The idea of doing something “different” is rarely encouraged. What does it take to defy convention and follow your dream of an alternate career?

Growing up in the 1990s India, we were taught that to be a success or even respected in society, one had to have a “proper” degree and a job. Doing something you enjoyed, or were passionate about, wasn’t encouraged or even discussed, unless you were passionate about medicine or engineering.

Today, things have changed. Colleges and universities have increased their offerings to accommodate more offbeat areas of study and the view that alternate careers are for people who didn’t get mainstream jobs is slowly being wiped out. But what does it truly take to follow your passion?

It's all about love

“There is this notion among our previous generation that a job isn’t something to be enjoyed,” says C.S. Amudhan. “That a job essentially means getting up in the morning and driving through the heat and traffic in a two-wheeler and continuously wiping sweat from your brow.”

Amudhan is the director of the hugely successful Tamil Padam, a spoof of commercial Tamil cinema. Originally an advertising executive, Amudhan discussed the idea of a spoof on Tamil cinema with a friend, who suggested that he write a full-length script. “He happened to know Dayanidhi Alagiri, who was just launching Cloud Nine Movies,” says Amudhan. “One thing led to another, and two weeks of discussion later, we had started shooting!”

Amudhan, now working on his second film (aptly titled Rendavathu Padam), says that he never thought his lack of technical training as a liability. He believes that it enables him to think differently and to constantly surprise his audience.
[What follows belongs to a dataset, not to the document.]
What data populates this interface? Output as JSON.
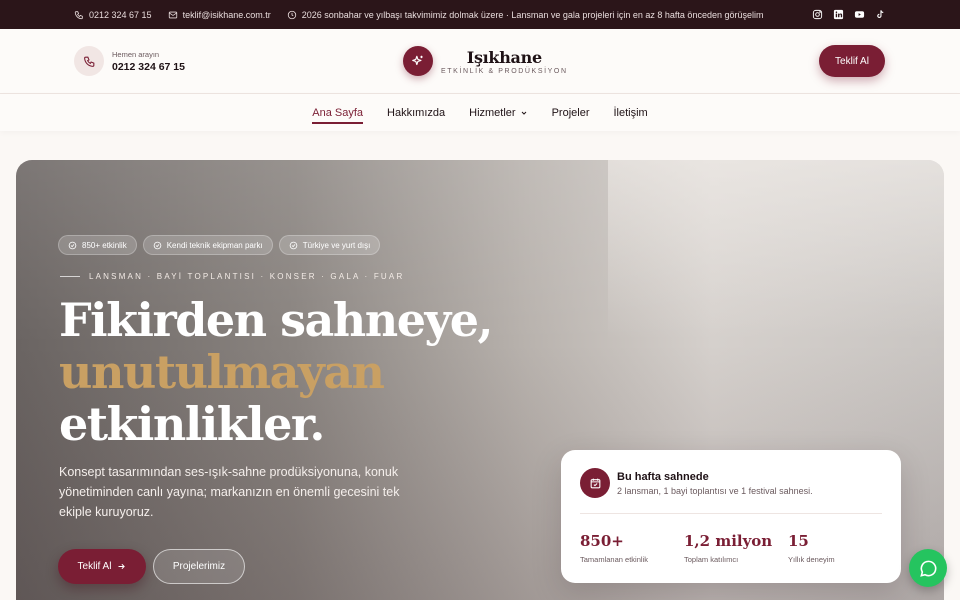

When quizzed about his parents’ reaction, he laughs. “I am the only child; bit of a spoilt brat. There wasn’t much of a reaction. I guess they just wanted me to be happy, and I’m very happy. I love my job”

Vinay Aravind is another person who loves his job as a Candid Wedding Photographer. A lawyer who graduated from National Law School, Bangalore, he discovered photography when he quit his corporate job to satisfy his need to do something creative. Today, his work has been featured in publications like The Rolling Stone, Femina, Wedding Vows, and BBC Good Food. “I bought a camera, picked up some basics, and shot a friend’s wedding. I spent a month processing the pictures and learning the software in the process, and based on that I got a paid wedding to shoot. Then based on that I got another one …. Of course, there were phases when I was delaying paying my credit card bills and the bank balance was dangerously low, but I guess it helped that I had a supportive family and some die-hard optimism,” he says. Shivya Nath is no stranger to new experiences; they are part of her job as a travel writer. She travels for a living and her stories have been published far and wide, including National Geographic Traveller, Lonely Planet, and The Forbes Travel Guide among others. She recently co-founded India Untravelled, an eco-tourism start-up with a view to introduce and promote travel experiences in rural India. However, she didn’t have as much luck as Amudhan and Vinay with her parents when she jumped from a corporate career in Singapore to travel for a living.

Today, Shivya receives sponsorships to review and write about travel experiences. “Unfortunately, there is no magical formula to find the money to travel,” she says. During her initial experiences, she had retained her corporate job and continued to save until she felt financially confident enough to quit. “Now that a part of my income is drawn through travel writing and India Untravelled, “work has become the pretext of many of my travels,” she says.

A different step

Money is perhaps one of the biggest factors that affect a career search among young people today. Financial security, the pressure of “settling down” and fulfilling the great Indian dream of having an “own house” and a big car are ingrained in most of us.

Srini Swaminathan, who taught children in the municipal corporation school at Dharavi in Mumbai, had the same dream. A state rank-holder who got into BITS-Pilani with a full scholarship, his initial priority was to make money and stabilise his family’s fiscal situation. “We were in abject poverty. My mother worked so hard to raise me and my brother. She told us education was the only way out of our situation,” he recalls.

After a couple of stints at volunteering, he took a few coaching classes for tsunami victims and had what he calls his “awakening”. In 2010, he came across Teach for India while working in Australia and “decided that if it wasn’t now, it would be never.”

Mirnalini Venkatraman, a post-graduate in Biotechnology, gave up her full-time job as a genetic research analyst to work in the non-profit sector. “It was a choice I made after few months into mainstream work,” she says. “I felt I wasn’t doing anything worthwhile. It was tough leaving a full-time mainstream job and starting something entirely new and fresh, without any previous experience. But there are problems and there are solutions. I want to be part of the solution.” She asserts that passion versus money is always a tough call, but is grateful for the support from her parents and her fiancé.

Chasing dreams and following passions that don’t conform to convention sound beautiful in theory, but fulfilling them require work, probably more than that required by a regular desk job.

They also require support, not just from those around you but from yourself, an unwavering belief that you are meant to do what you are now setting out to do.